2,5 Mhz seem to me an adequate sampling rate for AE. What low sampling effect are you refering to exactly? Do you have low frequency components in your signal?
If you know that the spectrum of your target signal is relatively sparse, for example in Fourier domain, then you may have a better reconstruction of the original signal through L1 optimization techniques. You may take a look into 'compressive sampling' theory, alternatively the paper 'Signal reconstruction from the undersampled signal samples' by Kamalesh may give you some ideas that may fit your problem.
It depends what you realy want to do and also what kind of DAQ you are using. 2.5 MHz for acoustic signal represents 6.25 times oversampling. Probably your sampling is some sort of DeltaSigma modulation with one or two bit resolution.
The sampling process itself misrepresents the frequency of any signal greater in magnitude than 1/2 the sampling. Since such misrepresented ("aliased" frequencies are themselves always less than half the sampling rate, and they depend on the values of the sampling rate and the frequencies that were misrepresented, they can appear at virtually any frequency, even on top of other, legitimate, frequency components. There is therefore no way to remove only the misrepresentations without affecting the legitimate frequency components. That's why all signals are normally band-limited (i.e., low-pass filtered) BEFORE they are sampled.
In a word, no. If any frequency components of an acoustic signal are greater in magnitude than 1/2 of the sample rate, they will be represented at incorrect frequencies by the sampling process itself. For example, if the sampling rate is 1000 Hz, only frequencies with magnitudes less than 500 Hz can be correctly sampled. I keep saying "magnitude" because negative frequencies are just fine, too. So either a 400 Hz or a -400 Hz signal can be sampled just fine at 1000 samples per second.
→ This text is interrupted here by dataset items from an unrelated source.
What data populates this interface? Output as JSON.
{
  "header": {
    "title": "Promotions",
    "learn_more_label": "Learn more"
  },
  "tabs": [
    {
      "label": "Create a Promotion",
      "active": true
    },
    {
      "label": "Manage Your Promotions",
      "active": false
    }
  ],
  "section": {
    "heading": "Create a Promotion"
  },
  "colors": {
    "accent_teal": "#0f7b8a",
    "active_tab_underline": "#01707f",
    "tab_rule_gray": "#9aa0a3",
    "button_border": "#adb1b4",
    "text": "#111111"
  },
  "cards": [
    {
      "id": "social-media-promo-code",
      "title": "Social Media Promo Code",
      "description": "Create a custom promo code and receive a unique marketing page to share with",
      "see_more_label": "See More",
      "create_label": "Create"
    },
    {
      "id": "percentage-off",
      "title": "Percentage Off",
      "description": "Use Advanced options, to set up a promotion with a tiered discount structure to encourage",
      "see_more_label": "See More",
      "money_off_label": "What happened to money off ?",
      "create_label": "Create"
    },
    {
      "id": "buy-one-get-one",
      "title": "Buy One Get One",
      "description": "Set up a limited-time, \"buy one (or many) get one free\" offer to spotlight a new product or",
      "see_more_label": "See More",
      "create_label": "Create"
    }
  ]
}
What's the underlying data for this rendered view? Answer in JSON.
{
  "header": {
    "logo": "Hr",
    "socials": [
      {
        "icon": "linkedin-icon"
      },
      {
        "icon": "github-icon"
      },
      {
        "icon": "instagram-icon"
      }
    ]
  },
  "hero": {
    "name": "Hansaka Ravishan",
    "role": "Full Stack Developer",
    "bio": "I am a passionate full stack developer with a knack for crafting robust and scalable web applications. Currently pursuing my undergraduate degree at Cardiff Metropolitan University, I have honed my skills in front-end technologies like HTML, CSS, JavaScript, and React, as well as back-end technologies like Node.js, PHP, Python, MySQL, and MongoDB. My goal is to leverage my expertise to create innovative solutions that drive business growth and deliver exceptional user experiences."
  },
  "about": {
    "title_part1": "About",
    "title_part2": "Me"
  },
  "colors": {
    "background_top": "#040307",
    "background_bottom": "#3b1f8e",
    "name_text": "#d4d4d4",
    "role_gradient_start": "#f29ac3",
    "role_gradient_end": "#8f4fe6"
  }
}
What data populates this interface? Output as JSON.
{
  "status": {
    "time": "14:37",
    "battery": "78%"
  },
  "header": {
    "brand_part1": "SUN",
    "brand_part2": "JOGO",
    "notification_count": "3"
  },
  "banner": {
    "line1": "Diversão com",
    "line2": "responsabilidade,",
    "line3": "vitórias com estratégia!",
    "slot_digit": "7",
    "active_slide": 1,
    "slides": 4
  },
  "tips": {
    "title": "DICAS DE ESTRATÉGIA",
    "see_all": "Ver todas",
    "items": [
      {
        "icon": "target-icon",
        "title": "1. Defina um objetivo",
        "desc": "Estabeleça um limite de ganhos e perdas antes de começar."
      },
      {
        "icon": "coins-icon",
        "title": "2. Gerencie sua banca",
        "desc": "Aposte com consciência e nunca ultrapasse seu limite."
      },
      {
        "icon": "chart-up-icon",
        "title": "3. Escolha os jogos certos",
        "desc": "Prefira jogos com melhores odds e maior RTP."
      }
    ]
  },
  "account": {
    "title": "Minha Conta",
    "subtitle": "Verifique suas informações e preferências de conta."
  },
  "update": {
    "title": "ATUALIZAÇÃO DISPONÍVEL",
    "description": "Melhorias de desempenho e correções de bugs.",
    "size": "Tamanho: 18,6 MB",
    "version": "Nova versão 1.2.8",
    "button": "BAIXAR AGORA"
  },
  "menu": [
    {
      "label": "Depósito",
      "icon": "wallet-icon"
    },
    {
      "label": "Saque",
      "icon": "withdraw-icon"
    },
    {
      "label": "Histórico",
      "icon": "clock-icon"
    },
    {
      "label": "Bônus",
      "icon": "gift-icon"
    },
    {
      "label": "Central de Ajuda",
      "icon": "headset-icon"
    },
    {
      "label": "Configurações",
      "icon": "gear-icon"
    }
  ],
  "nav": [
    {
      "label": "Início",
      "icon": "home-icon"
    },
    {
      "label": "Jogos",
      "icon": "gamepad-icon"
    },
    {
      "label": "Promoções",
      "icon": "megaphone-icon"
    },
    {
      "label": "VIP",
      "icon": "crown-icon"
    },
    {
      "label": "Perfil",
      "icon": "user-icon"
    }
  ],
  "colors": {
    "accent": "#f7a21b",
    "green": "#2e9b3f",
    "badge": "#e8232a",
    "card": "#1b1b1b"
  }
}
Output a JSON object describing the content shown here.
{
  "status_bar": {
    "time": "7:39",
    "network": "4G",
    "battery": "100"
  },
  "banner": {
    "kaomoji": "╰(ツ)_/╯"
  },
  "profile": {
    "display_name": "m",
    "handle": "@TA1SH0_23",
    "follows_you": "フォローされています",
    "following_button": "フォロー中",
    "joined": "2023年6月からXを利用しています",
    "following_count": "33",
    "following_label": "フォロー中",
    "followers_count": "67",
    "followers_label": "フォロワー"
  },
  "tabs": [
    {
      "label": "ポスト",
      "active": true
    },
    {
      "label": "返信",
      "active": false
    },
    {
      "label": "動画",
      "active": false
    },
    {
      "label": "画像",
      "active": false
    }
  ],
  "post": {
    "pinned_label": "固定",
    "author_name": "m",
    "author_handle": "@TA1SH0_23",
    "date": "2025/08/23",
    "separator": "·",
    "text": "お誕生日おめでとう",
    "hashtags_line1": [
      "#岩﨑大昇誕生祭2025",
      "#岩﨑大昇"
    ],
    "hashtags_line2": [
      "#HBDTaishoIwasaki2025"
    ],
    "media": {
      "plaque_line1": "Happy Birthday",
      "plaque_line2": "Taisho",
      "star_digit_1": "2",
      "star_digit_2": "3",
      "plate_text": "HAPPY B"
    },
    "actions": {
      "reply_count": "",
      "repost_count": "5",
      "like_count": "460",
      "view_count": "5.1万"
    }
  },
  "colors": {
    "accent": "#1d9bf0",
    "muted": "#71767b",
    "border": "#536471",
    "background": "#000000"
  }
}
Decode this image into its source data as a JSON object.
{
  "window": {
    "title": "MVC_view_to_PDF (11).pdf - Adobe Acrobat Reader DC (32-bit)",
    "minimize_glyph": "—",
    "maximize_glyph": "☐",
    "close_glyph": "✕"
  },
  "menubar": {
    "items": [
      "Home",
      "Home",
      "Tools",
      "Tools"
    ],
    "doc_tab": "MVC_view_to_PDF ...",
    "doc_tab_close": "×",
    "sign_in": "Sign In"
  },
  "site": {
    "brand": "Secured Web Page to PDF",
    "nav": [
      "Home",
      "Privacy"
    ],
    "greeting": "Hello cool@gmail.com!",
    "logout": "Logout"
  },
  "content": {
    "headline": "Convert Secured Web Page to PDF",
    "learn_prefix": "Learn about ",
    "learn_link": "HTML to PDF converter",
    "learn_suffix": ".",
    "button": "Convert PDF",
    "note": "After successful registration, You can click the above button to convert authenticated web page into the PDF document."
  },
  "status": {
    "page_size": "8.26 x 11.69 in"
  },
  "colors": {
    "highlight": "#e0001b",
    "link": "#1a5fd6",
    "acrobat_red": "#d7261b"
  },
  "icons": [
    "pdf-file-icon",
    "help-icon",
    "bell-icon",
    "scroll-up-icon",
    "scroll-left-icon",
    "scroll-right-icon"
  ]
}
But if you put in a frequency at, say, 600 Hz, the sampling process will "see" the same thing it would "see" if the signal were at 400 Hz, so, when it is converted from samples back into an acoustic signal, that 600 Hz component would come out at 400 Hz. (Movies are visually sampled at 24 Hz, which is why wagon wheels sometimes appear to speed up, slow down, go backwards, etc., even though the movie just shows the wagon going faster and faster - same principle).
By the way, what do you mean by an "acoustic emission signal"? The otoacoustic emissions that emanate from some people's ears? Or any acoustic signal, like the sounds that allow bats to fly in completely dark caves?
Adhere to Nyquist sampling rate : if you sample at 2.5 MHZ, theoretically you can only reconstruct frequencies up to one-half of that 1.25 MHz, practically only one-third of that ~ 0.9 MHz. As others have mentioned if there are higher frequencies then they will be aliased in weird ways, posing as lower freqs. You don't want that. Best bet is to filter analog signal at 0.75 MHZ 3 dB point.
In underwater acoustics, where long signal has to be acquired but short signals are desirable to increase computation time, it is common practice to bandbase the acquired signal. In a few word, band basing helps when the band you want to acquire is smaller than the sampling frequency. There are electronic components that are able to easily shift the desired band around zero and then they filter out the aliased components that raise up in the shifting process. Suppose the band of the signal you want to acquire is 100 kHz centered at 2 MHz, you will have problem with your 2.5 MHz sampling rate. But if you band base the signal, you could use a 150 KHz sampling rate without loosing anything of the information in the band of interest.
This technique can also be used if you have already a digital representation of your signal and you want to reduce the number of samples of the signal without loosing information.
Gaetano Canepa mentions a technique that's worthy of consideration. We haven't heard from you what the actual expected band and/or bandwidth of the signals of interest might be nor any prefiltering that might be done. So it's not really possible to answer your question because we have no idea how 2.5MHz compares nor what you mean by "improve". Maybe you mean to improve sampling noise levels (i.e. quantization noise) and not sample *rate*.
There are lots of answers about Nyquist and those are useful. Just the same, it's important to recognize that we almost always violate the rule. The real issue is in-band to out-of-band signal levels that will perturb your result. There will always be some and we have to accept that most of the time. Fortunately with prefiltering or just plain physics, one can live with it. The real message is: "don't design for undersampling" which is another way of saying don't sample a signal at a low rate when you *know* there are constituents of the signal that will be aliased in the sampling process.